Sorry, I'm such a Bugzilla noob. This attachment is probably better.
Comment 3 paul cannon 2010-03-24 09:44:25 UTC
This still bites us when I don't rebuild our packages with the above patch. It will happen anytime someone does a sufficiently large set subscription with debugging level of 2 or higher.

Is there anything else I can do to encourage upstream merging of this fix?
Comment 4 stephan friese 2010-03-25 12:24:37 UTC
It took me two days to find Paul's patch. Finally I also managed to make my boss regain confidence in Slony-I. A signal 11 was the blocker for our move with multiple big databases.
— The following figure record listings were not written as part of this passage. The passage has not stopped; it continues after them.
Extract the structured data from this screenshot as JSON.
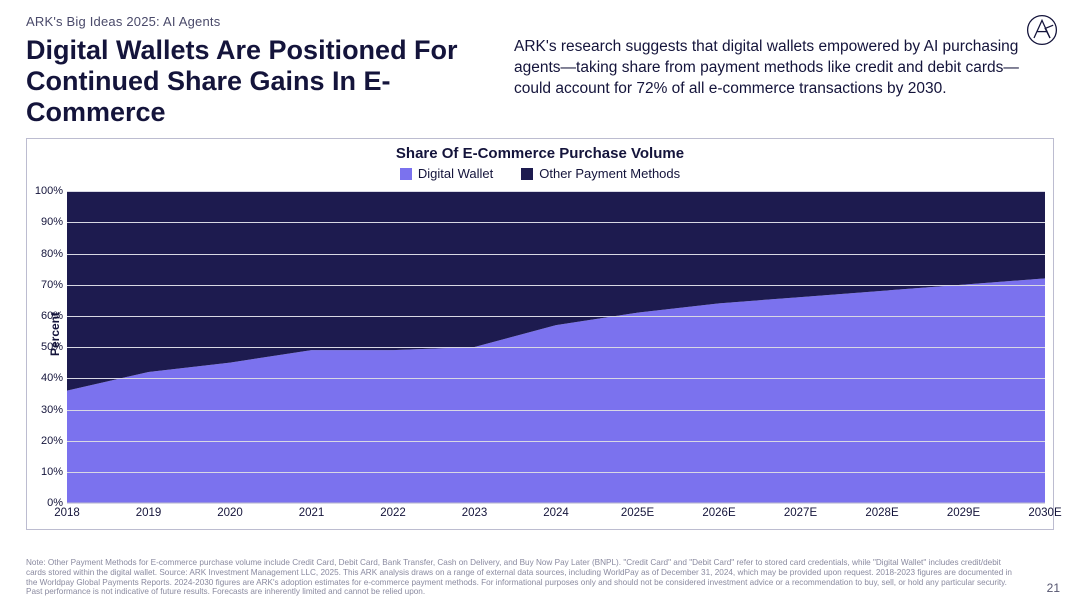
{
  "eyebrow": "ARK's Big Ideas 2025: AI Agents",
  "title": "Digital Wallets Are Positioned For Continued Share Gains In E-Commerce",
  "subtitle": "ARK's research suggests that digital wallets empowered by AI purchasing agents—taking share from payment methods like credit and debit cards—could account for 72% of all e-commerce transactions by 2030.",
  "page_number": "21",
  "footnote": "Note: Other Payment Methods for E-commerce purchase volume include Credit Card, Debit Card, Bank Transfer, Cash on Delivery, and Buy Now Pay Later (BNPL). \"Credit Card\" and \"Debit Card\" refer to stored card credentials, while \"Digital Wallet\" includes credit/debit cards stored within the digital wallet. Source: ARK Investment Management LLC, 2025. This ARK analysis draws on a range of external data sources, including WorldPay as of December 31, 2024, which may be provided upon request. 2018-2023 figures are documented in the Worldpay Global Payments Reports. 2024-2030 figures are ARK's adoption estimates for e-commerce payment methods. For informational purposes only and should not be considered investment advice or a recommendation to buy, sell, or hold any particular security. Past performance is not indicative of future results. Forecasts are inherently limited and cannot be relied upon.",
  "chart": {
    "type": "stacked-area",
    "title": "Share Of E-Commerce Purchase Volume",
    "ylabel": "Percent",
    "legend": [
      {
        "label": "Digital Wallet",
        "color": "#7b72ee"
      },
      {
        "label": "Other Payment Methods",
        "color": "#1d1b4f"
      }
    ],
    "categories": [
      "2018",
      "2019",
      "2020",
      "2021",
      "2022",
      "2023",
      "2024",
      "2025E",
      "2026E",
      "2027E",
      "2028E",
      "2029E",
      "2030E"
    ],
    "series": [
      {
        "name": "Digital Wallet",
        "color": "#7b72ee",
        "values": [
          36,
          42,
          45,
          49,
          49,
          50,
          57,
          61,
          64,
          66,
          68,
          70,
          72
        ]
      },
      {
        "name": "Other Payment Methods",
        "color": "#1d1b4f",
        "values": [
          64,
          58,
          55,
          51,
          51,
          50,
          43,
          39,
          36,
          34,
          32,
          30,
          28
        ]
      }
    ],
    "ylim": [
      0,
      100
    ],
    "ytick_step": 10,
    "ytick_suffix": "%",
    "grid_color": "#d8d8e4",
    "background_color": "#ffffff",
    "axis_color": "#bcbcd0",
    "label_fontsize": 11,
    "title_fontsize": 15
  },
  "colors": {
    "text": "#14143b",
    "muted": "#8a8aa0",
    "border": "#bcbcd0"
  }
}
Slony-I is a really important software for PostgreSQL infrastructures. Please, don't let it be unappreciated because of 'slon: child terminated status: 11'.
Comment 5 Christopher Browne 2010-03-29 13:59:52 UTC
Jan implemented this in a slightly shorter fashion in 1.2.20:

http://main.slony.info/viewcvs/viewvc.cgi/slony1-engine/src/slon/misc.c?r1=1.22.2.3&r2=1.22.2.4&pathrev=REL_1_2_STABLE
http://main.slony.info/viewcvs/viewvc.cgi/slony1-engine/src/slon/misc.c?r1=1.26.2.2&r2=1.26.2.3&pathrev=REL_2_0_STABLE

The issue is certainly present in 1.2.15 and 1.2.16, but it shouldn't be as of 1.2.20.
Comment 6 paul cannon 2010-03-29 15:16:16 UTC
The fix from Jan will not address this problem. The problem is that the va_list "ap" gets reused by a new call to vsnprintf() when outbuf is too small and has to be realloc'd. Since vsnprintf has to read the contents of ap, ap becomes undefined after it returns.

If you want to use the list of variable arguments multiple times (i.e., call vsnprintf multiple times), you must copy it using va_copy().
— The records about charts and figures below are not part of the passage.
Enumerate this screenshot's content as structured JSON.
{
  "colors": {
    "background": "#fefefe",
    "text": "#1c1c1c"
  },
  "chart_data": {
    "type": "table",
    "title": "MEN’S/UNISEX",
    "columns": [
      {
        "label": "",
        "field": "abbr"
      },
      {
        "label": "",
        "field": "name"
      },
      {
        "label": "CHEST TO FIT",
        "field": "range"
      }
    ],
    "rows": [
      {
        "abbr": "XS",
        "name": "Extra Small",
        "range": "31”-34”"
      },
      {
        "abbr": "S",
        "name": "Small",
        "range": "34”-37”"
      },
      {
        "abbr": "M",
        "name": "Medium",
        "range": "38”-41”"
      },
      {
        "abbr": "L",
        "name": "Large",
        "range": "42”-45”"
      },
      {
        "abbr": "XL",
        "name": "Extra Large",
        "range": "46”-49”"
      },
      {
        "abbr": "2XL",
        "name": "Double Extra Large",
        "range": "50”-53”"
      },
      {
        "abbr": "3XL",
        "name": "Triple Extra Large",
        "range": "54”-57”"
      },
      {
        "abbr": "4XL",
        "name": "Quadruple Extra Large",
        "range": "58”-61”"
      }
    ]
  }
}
I can verify that it is still in 1.2.20; we were bit by it just last week, when I posted my comment, and we run 1.2.20.
Comment 7 Steve Singer 2010-03-31 07:14:13 UTC
I have committed this patch against 1.2 and 2.0 CVS.

I also added a test case to the utf8 test case that seems to reproduce the crash without the patch.